According to the Maeil Business Newspaper, all these members intend to jointly develop “a new music copyright order that the world can follow.” And while the order will target four main areas – more here in a moment – reining in AI certainly stands out as the chief objective.
On this front, the committee’s members outlined an “aggressive survival strategy” to counteract AI’s music-space rise and signed a declaration proclaiming “the noble sovereignty of human creativity,” the mentioned outlet relayed.
Just in case that wasn’t clear enough, one presentation slide shown during the committee’s initial sit down framed the event as “a declaration of war” as opposed to a meeting, per Google’s translation of the Korean-language text.
(The group needn’t worry about the registration of machine-made music; it’s been nearly a year since KOMCA implemented a 0% AI policy.)
As for the other areas of interest, the entity is further working towards a “blockchain-based infrastructure” that, according to the translated summary, will attempt to bridge the data gap between ISWC, ISRC, Content ID, and UCI identifiers.
And the final two focus areas directly relate to those highlighted above: The K-Music Rights Organizations Mutual Growth Committee will seek to halt the international “outflow” of South Korean music revenue and to reshape the wider “platform market.”
Among the execs is SM Entertainment founder Lee Soo-man, whose Blooming Talk app houses AI clones of A2O Entertainment artists. Concerningly, the Tencent Cloud-powered platform offers “seamless, real-time exchanges between artists and their fans,” including both text and voice conversations, per its website.

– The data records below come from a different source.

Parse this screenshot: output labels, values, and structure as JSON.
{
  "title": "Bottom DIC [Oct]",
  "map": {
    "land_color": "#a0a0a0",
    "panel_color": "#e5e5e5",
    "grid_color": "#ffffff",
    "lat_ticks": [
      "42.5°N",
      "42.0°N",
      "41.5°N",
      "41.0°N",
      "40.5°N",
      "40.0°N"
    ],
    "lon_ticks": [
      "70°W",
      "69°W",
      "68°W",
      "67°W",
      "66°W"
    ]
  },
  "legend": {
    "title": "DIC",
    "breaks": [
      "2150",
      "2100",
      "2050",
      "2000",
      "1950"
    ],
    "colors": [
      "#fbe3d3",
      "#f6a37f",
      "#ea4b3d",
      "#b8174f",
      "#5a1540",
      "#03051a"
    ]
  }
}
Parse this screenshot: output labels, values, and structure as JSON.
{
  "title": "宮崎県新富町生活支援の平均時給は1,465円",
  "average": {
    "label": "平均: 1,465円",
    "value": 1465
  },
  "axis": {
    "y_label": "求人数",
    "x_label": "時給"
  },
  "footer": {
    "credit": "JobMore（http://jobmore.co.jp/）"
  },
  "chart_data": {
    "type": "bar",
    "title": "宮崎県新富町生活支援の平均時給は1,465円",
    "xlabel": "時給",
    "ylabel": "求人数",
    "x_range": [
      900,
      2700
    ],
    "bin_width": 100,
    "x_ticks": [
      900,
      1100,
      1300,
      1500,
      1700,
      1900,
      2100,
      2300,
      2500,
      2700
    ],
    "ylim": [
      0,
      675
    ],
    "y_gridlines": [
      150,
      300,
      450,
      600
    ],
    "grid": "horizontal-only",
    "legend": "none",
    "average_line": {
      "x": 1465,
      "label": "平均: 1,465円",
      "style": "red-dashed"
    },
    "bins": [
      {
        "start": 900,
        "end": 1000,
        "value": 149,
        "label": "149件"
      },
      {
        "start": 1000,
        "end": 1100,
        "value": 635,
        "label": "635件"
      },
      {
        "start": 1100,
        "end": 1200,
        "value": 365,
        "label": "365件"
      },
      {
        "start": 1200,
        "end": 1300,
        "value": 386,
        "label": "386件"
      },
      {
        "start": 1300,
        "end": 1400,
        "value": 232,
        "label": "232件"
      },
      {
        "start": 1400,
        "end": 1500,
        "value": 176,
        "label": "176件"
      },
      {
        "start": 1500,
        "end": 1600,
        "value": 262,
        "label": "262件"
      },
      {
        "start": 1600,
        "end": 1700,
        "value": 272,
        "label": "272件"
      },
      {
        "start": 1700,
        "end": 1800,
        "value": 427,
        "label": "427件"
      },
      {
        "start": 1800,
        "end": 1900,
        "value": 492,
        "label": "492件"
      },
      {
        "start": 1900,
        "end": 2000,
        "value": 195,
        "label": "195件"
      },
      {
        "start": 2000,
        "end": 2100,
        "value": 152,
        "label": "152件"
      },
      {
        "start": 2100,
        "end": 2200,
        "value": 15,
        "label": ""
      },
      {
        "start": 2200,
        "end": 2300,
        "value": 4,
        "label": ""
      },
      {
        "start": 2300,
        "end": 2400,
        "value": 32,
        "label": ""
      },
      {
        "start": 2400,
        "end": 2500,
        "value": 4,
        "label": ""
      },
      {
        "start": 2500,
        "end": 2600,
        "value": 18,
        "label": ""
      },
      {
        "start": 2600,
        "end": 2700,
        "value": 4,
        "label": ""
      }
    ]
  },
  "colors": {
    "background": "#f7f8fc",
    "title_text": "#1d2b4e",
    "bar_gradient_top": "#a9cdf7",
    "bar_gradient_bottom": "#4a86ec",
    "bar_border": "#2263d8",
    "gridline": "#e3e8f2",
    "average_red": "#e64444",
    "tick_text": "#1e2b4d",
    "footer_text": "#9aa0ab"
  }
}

On one hand, giving diehards 24/7 access to digital replicas seems like a recipe for disaster (or at least a good dose of social harm). On the other hand, as explored by DMN Pro, fringe communities are already using unauthorized bots to mimic talent – a disconcerting reality that, besides being bad for the individual and probably society, steals away fans, streams, and revenue from the artist.